Detailed Reduction Rules Nailed Down in Resource Tax Reform

[2010-06-10 13:29:13]


Detailed reduction rules emerged in resource tax reform.Only one oil-gas recovery enterprise shall pay the tax of 5% in full among five such enterprises in Xinjiang Uygur Autonomous Region of China. As per a principal with the State Administration of Taxation of China (SAT), the resource tax on crude oil and natural gas shall apply to ad valorem taxation as of June 2010. All the oil-gas recovery enterprises in Xinjiang Region can enjoy certain tax relief, with the actual tax rate not more than 5%.

According to the detailed rules of reduction issued by SAT, the five oil-gas recovery enterprises in Xinjiang Region shall all pay taxes at respective tax rate during each process of the exploitation. To be specific, as for the oil-gas recovery enterprises of China Petroleum & Chemical Corporation (SINOPEC) and China National Petroleum Corporation (CNPC) in Xinjiang Region, the actual resource tax rate shall be ranging from 3.27% to 4.96%, while the corresponding reduction rate shall be ranging from 0.04% to 1.73%.

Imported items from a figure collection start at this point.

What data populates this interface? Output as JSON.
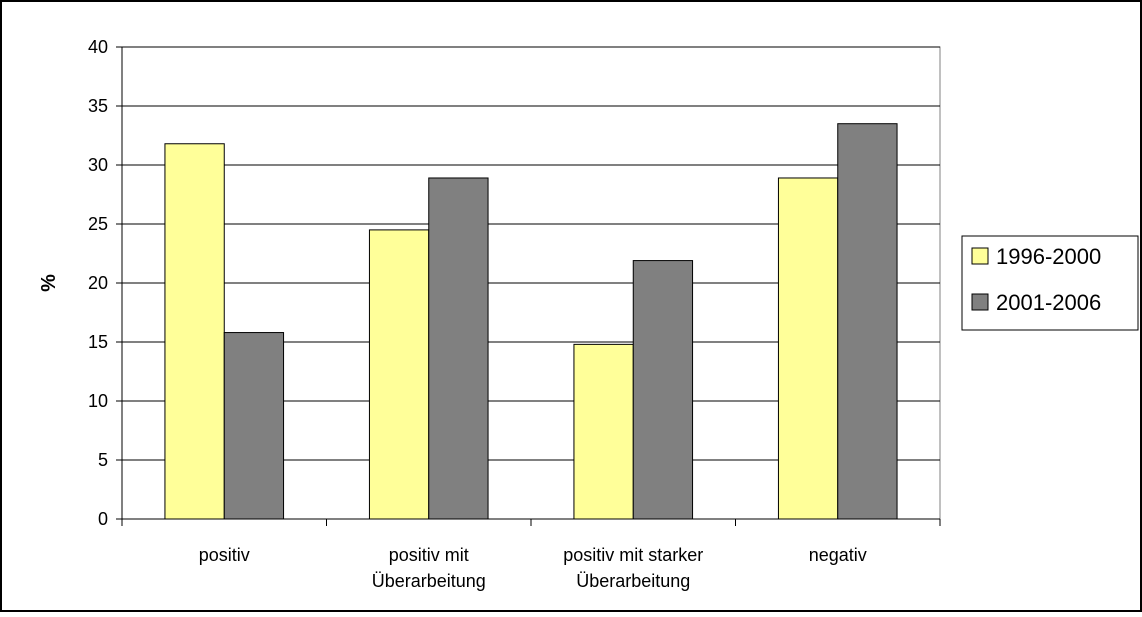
{
  "chart_data": {
    "type": "bar",
    "title": "",
    "xlabel": "",
    "ylabel": "%",
    "ylim": [
      0,
      40
    ],
    "yticks": [
      0,
      5,
      10,
      15,
      20,
      25,
      30,
      35,
      40
    ],
    "grid": true,
    "legend_position": "right",
    "categories": [
      [
        "positiv"
      ],
      [
        "positiv mit",
        "Überarbeitung"
      ],
      [
        "positiv mit starker",
        "Überarbeitung"
      ],
      [
        "negativ"
      ]
    ],
    "series": [
      {
        "name": "1996-2000",
        "color": "#ffff99",
        "values": [
          31.8,
          24.5,
          14.8,
          28.9
        ]
      },
      {
        "name": "2001-2006",
        "color": "#808080",
        "values": [
          15.8,
          28.9,
          21.9,
          33.5
        ]
      }
    ]
  }
}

In the Provisions on Several Issues Concerning Reform of Resource Tax on Crude Oil and Natural Gas in Xinjiang Region, the reduction policy for the resource tax on crude oil and natural gas is specified. The resource tax on crude oil and natural gas shall be based on the sales volume and implement ad valorem taxation, with the tax rate of 5%. Besides, taxpayers recovering thickened oil, high pour-point oil and high-sulfur natural gas will enjoy a tax reduction of 40%, and the resource tax on tertiary oil recovery will be reduced by 30%.